PCR 16S rRNA gene amplification was carried out and was used to construct a tree to calculate bootstrap values from a total of 714 sequence positions. Although halophiles are diverse, analysis revealed that most rRNAs had around 93% similarity to sequences in GenBank. H. noricense had a 95% similarity in the 1992 bloom. When the samples were compared to the fosmid library, some were over 88% similar to other known halophilic bacterial species. This indicates that these halophiles are specifically adapted to the extreme salinity of the Dead Sea.

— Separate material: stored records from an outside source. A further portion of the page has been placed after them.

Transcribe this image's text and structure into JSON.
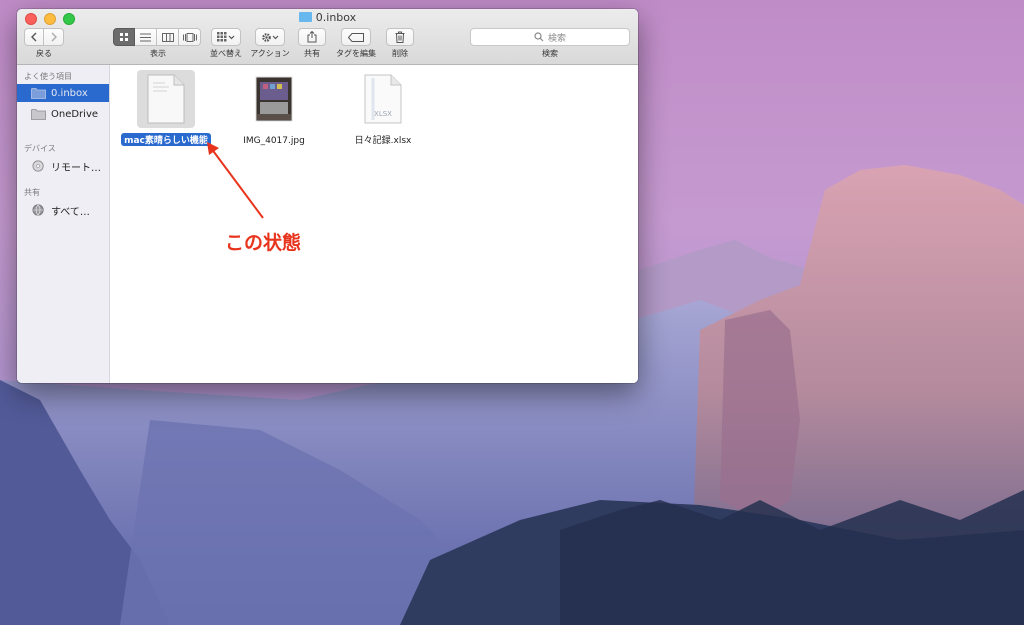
{
  "window": {
    "title": "0.inbox",
    "folder_icon_color": "#66b8ee"
  },
  "toolbar": {
    "back_label": "戻る",
    "view_label": "表示",
    "arrange_label": "並べ替え",
    "action_label": "アクション",
    "share_label": "共有",
    "tags_label": "タグを編集",
    "delete_label": "削除",
    "search_label": "検索",
    "search_placeholder": "検索",
    "view_mode": "icon"
  },
  "sidebar": {
    "sections": [
      {
        "heading": "よく使う項目",
        "items": [
          {
            "label": "0.inbox",
            "icon": "folder-icon",
            "selected": true
          },
          {
            "label": "OneDrive",
            "icon": "folder-icon",
            "selected": false
          }
        ]
      },
      {
        "heading": "デバイス",
        "items": [
          {
            "label": "リモート…",
            "icon": "disc-icon",
            "selected": false
          }
        ]
      },
      {
        "heading": "共有",
        "items": [
          {
            "label": "すべて…",
            "icon": "globe-icon",
            "selected": false
          }
        ]
      }
    ]
  },
  "files": [
    {
      "name": "mac素晴らしい機能",
      "icon": "document-icon",
      "selected": true
    },
    {
      "name": "IMG_4017.jpg",
      "icon": "image-thumbnail-icon",
      "selected": false
    },
    {
      "name": "日々記録.xlsx",
      "icon": "xlsx-document-icon",
      "badge": "XLSX",
      "selected": false
    }
  ],
  "annotation": {
    "text": "この状態",
    "color": "#e8341c"
  },
  "colors": {
    "selection": "#2a6acf",
    "sidebar_bg": "#efeef4"
  }
}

There are also studies in the field of astrobiology regarding the possibility of Halobacterium on Mars. Similarly to the Dead Sea, any water located on the Martian surface would be a brine with an extremely high salt concentration. Therefore, microbial life on Mars would require adaptations similar to those of Halobacterium.

== Significance ==
Halobacterium noricense has many applications that can benefit humans and industries including drug delivery, UV protection, and the unique characteristic of bacteriorhodopsin to be able to be isolated outside of its environment. H. noricense produces a high concentration of menaquinones (fat soluble vitamin K2) that can be used as a micelle to deliver drugs to specific places in the body. According to Nimptsch K, the presence of menaquinones can also reduce the risk of malignant cancer. Fermented foods are also found to have high levels of menaquinones due to the presence of bacteria, especially in cheeses. H. noricense requires high salt concentrations and is currently being explored to enhance the process of fermentation. H. noricense is also catalase positive, meaning it can break down reactive oxygen species (ROS), like hydrogen peroxide into harmless substances such as water. Not only does it produce enzymes to protect itself against ROS, but it contains a pigment, bacterioruberin, that allows H. noricense to tolerate gamma and UV radiation. Further research into bacterioruberin can lead to bioactive compounds with anticancer characteristics. Lastly, bacteriorhodopsin (also protects cells from UV light), a light proton pump, has allowed scientists to apply it to electronics and optics. Its mechanism involves capturing light and creating a proton gradient to produce chemical energy. Some practical uses include motion detection, holographic storage, and nanotechnology.